Num país em que os ânimos pareciam cada vez mais pacificados em matéria racismo, o tema voltou à arena do debate sociopolítico nas últimas semanas. Em causa estão as alegadas agressões racistas a jovens da Cova da Moura por agentes da polícia, bem como as declarações relativas à comunidade cigana, proferidas por um candidato a presidente de câmara num município da grande Lisboa.

O tema não é novo em Portugal, nem no resto do mundo. É habitual o ser humano ter receio, ou mesmo medo, do que vem de fora e do que não lhe parece ser semelhante. Nos Estados Unidos, a título de exemplo, os confrontos entre agentes da polícia e membros da comunidade afroamericana são uma realidade constante, inclusivamente nos tempos da administração Obama, que não foi capaz de acalmar os ânimos. Por outro lado, a nova administração Trump procura agora controlar cada vez mais a imigração e as fronteiras, com base na icónica expressão America first.

Pela Europa, a febre também tem sido grande e é, realmente, difícil saber se o racismo acabará algum dia. Mas a verdade é que os seus efeitos poderiam ser reduzidos a um mínimo. A principal responsabilidade é, portanto, de quem é governa e aprova as leis.

Isto porque a generalidade dos seres humanos até tem gosto em receber. Os portugueses, em especial, são excelentes anfitriões. Gostamos de convidar os amigos, colegas de trabalho e conhecidos para almoçar, lanchar ou jantar em nossa casa. Se um amigo tem um problema, até pode ficar lá a dormir, por uns tempos. Porém, quando fica demasiado tempo, quando nem sequer ajuda a pagar as contas, até o mais entusiasta dos anfitriões começa a torcer o nariz.

Ora, esta é a perspetiva das sociedades de hoje em dia, que – na sua maioria e zelosamente – trabalham e pagam impostos, esperando dos seus governantes um comportamento idêntico e a adoção de políticas que demonstrem justiça na relação com todos os cidadãos.

E, nas últimas décadas, a ideia que tem passado da atitude dos nossos responsáveis políticos é a de que os membros de uma certa maioria de pessoas devem ser tratados como iguais (o que inclui trabalhar, pagar IVA, pagar IRS e até pagar multas quando assim tem de ser), enquanto que determinadas comunidades (sejam elas quais forem), segregadas por força da sociedade ou por iniciativa própria, têm direito a viver num mundo à parte. No tal mercado paralelo. Onde a Autoridade Tributária não chega e, por vezes, nem a polícia.

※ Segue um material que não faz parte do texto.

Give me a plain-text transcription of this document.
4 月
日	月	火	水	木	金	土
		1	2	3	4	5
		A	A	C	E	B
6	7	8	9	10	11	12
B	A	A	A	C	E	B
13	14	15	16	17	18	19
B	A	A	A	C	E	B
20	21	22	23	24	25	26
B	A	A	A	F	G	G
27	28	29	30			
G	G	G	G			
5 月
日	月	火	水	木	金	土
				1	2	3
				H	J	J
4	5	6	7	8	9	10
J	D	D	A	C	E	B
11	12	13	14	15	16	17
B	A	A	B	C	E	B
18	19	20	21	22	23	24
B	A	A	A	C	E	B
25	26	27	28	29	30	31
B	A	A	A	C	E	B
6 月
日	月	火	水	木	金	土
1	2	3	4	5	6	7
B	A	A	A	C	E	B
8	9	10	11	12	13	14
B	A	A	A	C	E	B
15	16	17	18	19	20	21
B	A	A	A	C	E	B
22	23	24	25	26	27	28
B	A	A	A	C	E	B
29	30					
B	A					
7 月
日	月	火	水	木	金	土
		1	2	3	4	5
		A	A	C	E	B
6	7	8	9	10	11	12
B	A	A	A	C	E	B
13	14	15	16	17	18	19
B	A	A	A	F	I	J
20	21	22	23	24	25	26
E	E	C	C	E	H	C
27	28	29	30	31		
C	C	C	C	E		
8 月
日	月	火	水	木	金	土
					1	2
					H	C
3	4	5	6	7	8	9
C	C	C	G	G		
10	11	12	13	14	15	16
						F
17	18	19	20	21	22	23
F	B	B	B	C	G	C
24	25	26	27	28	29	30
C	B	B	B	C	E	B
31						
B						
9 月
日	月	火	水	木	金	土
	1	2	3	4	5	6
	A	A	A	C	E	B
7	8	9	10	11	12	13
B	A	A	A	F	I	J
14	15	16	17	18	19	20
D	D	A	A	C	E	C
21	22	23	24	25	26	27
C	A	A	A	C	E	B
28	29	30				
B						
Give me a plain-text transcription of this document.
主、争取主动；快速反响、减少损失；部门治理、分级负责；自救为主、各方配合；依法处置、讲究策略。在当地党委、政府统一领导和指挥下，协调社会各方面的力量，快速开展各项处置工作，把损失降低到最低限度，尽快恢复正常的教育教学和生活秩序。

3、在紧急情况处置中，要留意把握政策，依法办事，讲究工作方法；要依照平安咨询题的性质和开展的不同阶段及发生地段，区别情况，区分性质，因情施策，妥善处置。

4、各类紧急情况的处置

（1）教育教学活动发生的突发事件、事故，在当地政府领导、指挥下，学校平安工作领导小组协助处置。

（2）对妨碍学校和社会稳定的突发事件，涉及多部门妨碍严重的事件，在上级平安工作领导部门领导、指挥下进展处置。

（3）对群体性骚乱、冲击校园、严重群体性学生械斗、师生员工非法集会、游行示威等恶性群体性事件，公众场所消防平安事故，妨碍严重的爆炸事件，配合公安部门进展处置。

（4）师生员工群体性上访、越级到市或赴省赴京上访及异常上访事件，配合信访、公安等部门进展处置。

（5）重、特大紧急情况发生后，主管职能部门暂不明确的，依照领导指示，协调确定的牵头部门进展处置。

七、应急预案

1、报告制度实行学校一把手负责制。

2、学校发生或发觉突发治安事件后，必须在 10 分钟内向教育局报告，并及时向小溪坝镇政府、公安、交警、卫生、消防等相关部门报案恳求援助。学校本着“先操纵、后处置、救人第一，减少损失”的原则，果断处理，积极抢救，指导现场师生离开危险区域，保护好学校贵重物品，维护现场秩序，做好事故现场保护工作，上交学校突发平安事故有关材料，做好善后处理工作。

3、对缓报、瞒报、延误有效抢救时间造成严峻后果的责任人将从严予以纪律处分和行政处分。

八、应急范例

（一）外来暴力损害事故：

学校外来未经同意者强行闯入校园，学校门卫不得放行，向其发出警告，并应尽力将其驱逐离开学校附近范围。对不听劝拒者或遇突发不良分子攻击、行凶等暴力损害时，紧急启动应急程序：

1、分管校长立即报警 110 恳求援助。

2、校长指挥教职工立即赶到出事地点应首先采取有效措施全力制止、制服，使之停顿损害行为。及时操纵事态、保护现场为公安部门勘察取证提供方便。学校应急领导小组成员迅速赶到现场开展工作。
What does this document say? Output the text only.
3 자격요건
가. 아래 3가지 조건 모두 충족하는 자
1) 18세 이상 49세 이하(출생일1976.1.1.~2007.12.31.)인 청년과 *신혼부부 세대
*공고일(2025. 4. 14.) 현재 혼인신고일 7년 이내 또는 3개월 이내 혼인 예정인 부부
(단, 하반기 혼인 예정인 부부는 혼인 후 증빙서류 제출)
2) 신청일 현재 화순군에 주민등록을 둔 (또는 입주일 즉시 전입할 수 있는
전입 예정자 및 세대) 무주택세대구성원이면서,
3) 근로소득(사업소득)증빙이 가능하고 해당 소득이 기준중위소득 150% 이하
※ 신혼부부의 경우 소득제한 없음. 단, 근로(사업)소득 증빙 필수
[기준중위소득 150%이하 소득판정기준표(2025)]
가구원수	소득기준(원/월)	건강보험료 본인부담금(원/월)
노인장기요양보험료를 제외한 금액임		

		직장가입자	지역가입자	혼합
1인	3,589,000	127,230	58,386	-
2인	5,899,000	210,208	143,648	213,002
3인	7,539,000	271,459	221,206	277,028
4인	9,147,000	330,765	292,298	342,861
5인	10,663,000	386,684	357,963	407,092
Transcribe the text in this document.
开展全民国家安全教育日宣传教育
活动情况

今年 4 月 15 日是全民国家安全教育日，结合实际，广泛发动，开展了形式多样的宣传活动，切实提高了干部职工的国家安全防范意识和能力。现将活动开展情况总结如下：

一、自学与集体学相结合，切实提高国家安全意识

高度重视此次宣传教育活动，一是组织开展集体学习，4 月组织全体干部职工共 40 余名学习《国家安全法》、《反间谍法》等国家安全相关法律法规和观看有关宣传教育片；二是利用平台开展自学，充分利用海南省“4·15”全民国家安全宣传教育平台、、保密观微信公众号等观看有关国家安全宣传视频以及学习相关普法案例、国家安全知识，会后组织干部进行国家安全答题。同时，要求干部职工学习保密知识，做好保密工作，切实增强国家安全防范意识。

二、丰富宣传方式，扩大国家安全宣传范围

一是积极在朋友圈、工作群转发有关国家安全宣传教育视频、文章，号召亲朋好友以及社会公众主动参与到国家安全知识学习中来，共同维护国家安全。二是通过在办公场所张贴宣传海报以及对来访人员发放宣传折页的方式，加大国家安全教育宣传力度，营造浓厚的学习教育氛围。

A culpa não é daquelas comunidades. A culpa não é de uma raça, de uma nacionalidade, de uma etnia, de uma religião, de um sexo ou de um género. Essas questões já estão (e se não estão, deveriam estar) ultrapassadas há muito tempo. A culpa é de quem nos governa. E, no limite, é de todos nós, que não nos temos conseguido organizar.

A opção política mais justa tem, portanto, de respeitar, estritamente, o princípio da igualdade. Garantir igualdade de oportunidades a todos, sem exceção, implica que o Estado suporte a vida de quem se encontra abaixo do limiar da pobreza, partindo sempre do princípio de que tal situação é apenas um momento transitório na vida dos cidadãos.

O Estado tem de saber exigir o contributo de todos, de forma proporcional (é claro). Sejam eles nacionais ou estrangeiros, de qualquer raça, etnia, credo, sexo ou género.

E a história já demonstrou que o racismo é dos comportamentos mais condenáveis da humanidade, podendo redundar em perigosos conflitos difíceis de dirimir. Cabe aos governantes, e obviamente a todos nós, garantir que a totalidade dos cidadãos é tratada por igual. Em direitos, mas também em deveres. Para que haja justiça e paz social.